A estos recuerdos atribuye el propio Richard Serra (San Francisco, 1939) su interés por indagar algo que bien podría llamarse poética del cuerpo y la materia. Ya en sus primeros trabajos era evidente esta preocupación: hileras sucesivas de plomo en el suelo de la galería de Leo Castelli o el filme de Gerry Schum en la que su mano trata de coger fragmentos de metal que caen. A esta atención a la materia pronto se añadirá la experimentación con el peso y la escala, y su capacidad para intervenir en el espacio. En la Tate Modern, por ejemplo, puede verse una obra sencila en apariencia, Yunque, dos grandes laminas de acero perpendiculares entre sí: una de ellas, vertical, está colocada como bisectriz de un rincon de la sala y soporta a la segunda, dispuesta horizontalmente de modo que sus ángulos toquen las dos paredes. Pase a lo elemental de la figura, la obra transforma el espacio.

Esa es también su intención en sus obras diseñadas para espacios públicos: rompen la idea convencional del monumento porque no pretenden adornar el espacio sino transformarlo, y buscan además hablar al cuerpo más que a la mirada. En Berlín, en la plaza que rodea la Iglesia de San Miguel (próxima a la Nationalgallerie diseñada por Mies Van der Rohe) un cubo, ligeramente deformado, es el homenaje de Serra a Chaplin: la obra, en acero cortén, contrasta con la arquitectura del templo y establece frente a ella un nuevo y silencioso punto de referencia. Algo parecido ocurría aquí en Sevilla, durante la primera bienal: la escultura de Serra (fusión de dos formas geométricas: el toro y la esfera) contrastaba con la fachada de la Cartuja, una vez que se estaba cerca de ella.
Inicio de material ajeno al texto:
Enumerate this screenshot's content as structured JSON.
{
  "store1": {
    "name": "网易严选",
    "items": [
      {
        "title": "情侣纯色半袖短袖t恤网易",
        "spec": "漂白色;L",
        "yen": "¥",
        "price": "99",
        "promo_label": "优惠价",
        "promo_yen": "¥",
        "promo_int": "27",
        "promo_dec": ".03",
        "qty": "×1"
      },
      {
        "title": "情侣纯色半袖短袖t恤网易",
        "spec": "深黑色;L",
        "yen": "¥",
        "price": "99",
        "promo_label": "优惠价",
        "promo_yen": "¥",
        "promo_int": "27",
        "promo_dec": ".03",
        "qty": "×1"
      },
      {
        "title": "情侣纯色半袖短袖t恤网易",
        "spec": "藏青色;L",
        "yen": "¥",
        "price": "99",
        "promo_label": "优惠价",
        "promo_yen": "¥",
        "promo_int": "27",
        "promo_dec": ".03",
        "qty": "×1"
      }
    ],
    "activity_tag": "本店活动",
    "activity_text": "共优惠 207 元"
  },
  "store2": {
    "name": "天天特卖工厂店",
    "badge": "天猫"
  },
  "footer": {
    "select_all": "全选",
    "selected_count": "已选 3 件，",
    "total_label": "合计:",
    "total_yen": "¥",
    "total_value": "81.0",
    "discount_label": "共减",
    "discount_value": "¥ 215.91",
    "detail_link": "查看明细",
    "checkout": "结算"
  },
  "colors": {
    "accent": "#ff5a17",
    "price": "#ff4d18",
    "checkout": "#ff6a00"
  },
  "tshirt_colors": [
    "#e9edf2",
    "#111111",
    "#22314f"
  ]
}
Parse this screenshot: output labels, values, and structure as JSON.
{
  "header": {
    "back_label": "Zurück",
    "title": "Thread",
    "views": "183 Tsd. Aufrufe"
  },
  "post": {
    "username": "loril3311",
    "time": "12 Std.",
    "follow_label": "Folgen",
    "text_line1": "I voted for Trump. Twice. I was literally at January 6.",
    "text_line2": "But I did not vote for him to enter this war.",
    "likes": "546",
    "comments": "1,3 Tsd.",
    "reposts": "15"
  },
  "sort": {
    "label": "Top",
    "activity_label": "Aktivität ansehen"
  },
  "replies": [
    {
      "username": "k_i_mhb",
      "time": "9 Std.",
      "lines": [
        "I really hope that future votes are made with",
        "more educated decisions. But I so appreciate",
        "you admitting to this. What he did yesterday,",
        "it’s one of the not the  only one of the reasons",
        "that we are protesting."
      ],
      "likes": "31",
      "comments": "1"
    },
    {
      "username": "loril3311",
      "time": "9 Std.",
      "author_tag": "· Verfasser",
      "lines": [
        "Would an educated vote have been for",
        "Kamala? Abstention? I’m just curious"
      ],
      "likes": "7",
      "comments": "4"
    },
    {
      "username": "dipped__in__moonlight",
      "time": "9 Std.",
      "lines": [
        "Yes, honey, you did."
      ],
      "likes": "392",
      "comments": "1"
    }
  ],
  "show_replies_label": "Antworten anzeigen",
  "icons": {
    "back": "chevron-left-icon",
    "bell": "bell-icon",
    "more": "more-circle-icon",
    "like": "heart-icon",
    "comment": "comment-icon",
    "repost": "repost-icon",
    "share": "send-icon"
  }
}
Esa misma pieza mostraba con claridad su índole corporal más que visual: era una obra para rodearla, pasearla, medirse con ella o, como dice el propio Serra, para verse viendo, esto es, para hacerse consciente de la propia percepción que moviliza el tacto y el sentido de la escala. Estas virtualidades de su obra no han sido siempre bien aceptadas. La administración Reagan ordenó cortar su Arco Inclinado en Nueva York y los cristianodemócratas de Bochum la emprendieron contra su Terminal, pero no lograron su derribo. La concesión ayer del Príncipe de Asturias por un jurado que destacó su "audacia" y "brillante trayectoria", además de compensar estos sinsabores, debería señalar un cambio de mentalidad entre nosotros a la hora de pensar qué ha de ser el arte en los espacios públicos.